For evaluating the above methods, we used the "dose" genotype data of 1,215,399 single-nucleotide variants (SNVs) on chromosome 3 and the 200 simulation replicates of hypertension outcomes and covariates (age, hypertension medicine use, smoking status). As an arbitrary, yet simple, way to group variants, we split chr3 into 19,080 windows, each 10 kilobase pairs (kbp) long. In each window, rare variants (MAF <0.05) between adjacent common variants were collapsed, leaving 654,415 genetic factors (common or rare variants, or collapsed rare-variant groups) to be analyzed. The average number of genetic factors contained in the windows is 34.3, the median is 32, the minimum is 1, and the maximum is 330. For the simulated phenotypes, the number of individuals is 849 in 20 families, where the family sizes are from 21 to 74, with the mean 42.45 and the median 36.5. There are 188 simulated true SNVs contained in 129 true windows (1, 3, 7, 32, and 86 windows contain 5, 4, 3, 2, and 1 true SNVs, respectively) on chr3. The knowledge of these true SNVs was used only for evaluating the power of these association tests, not for designing data analysis strategy.

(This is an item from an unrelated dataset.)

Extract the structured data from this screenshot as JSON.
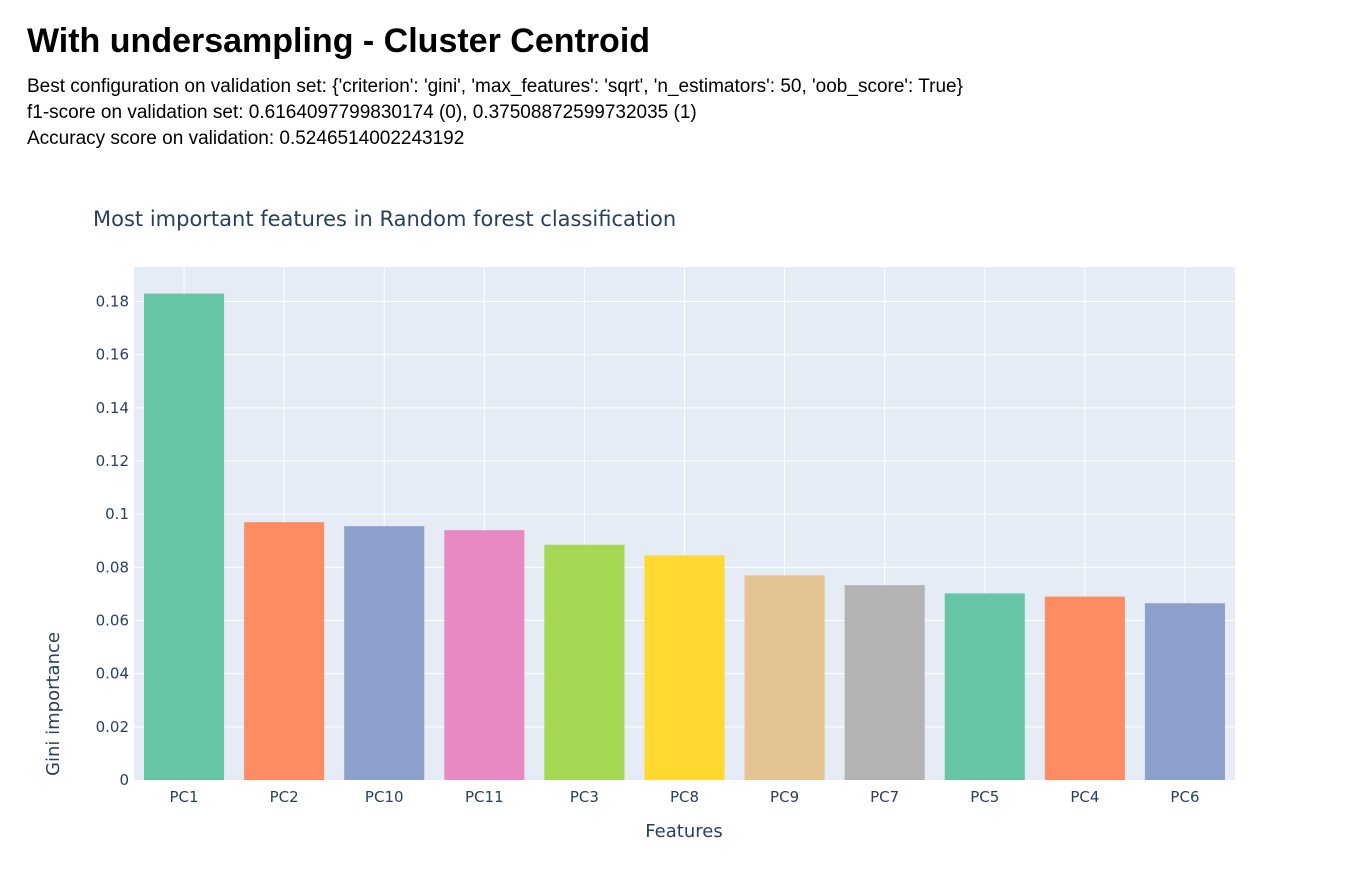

In the simulation data of GAW18, true SNVs are always allocated on genes. Using genes as windows to group SNVs may concentrate the true SNVs and has the potential to improve the detection power. However, the idea of WGS, instead of exome sequencing, is that the disease-related genetic factors might allocate outside of genes. So we did not use the knowledge that true SNVs are in genes; instead, we evaluated the methods based on fixed-genome segment windows.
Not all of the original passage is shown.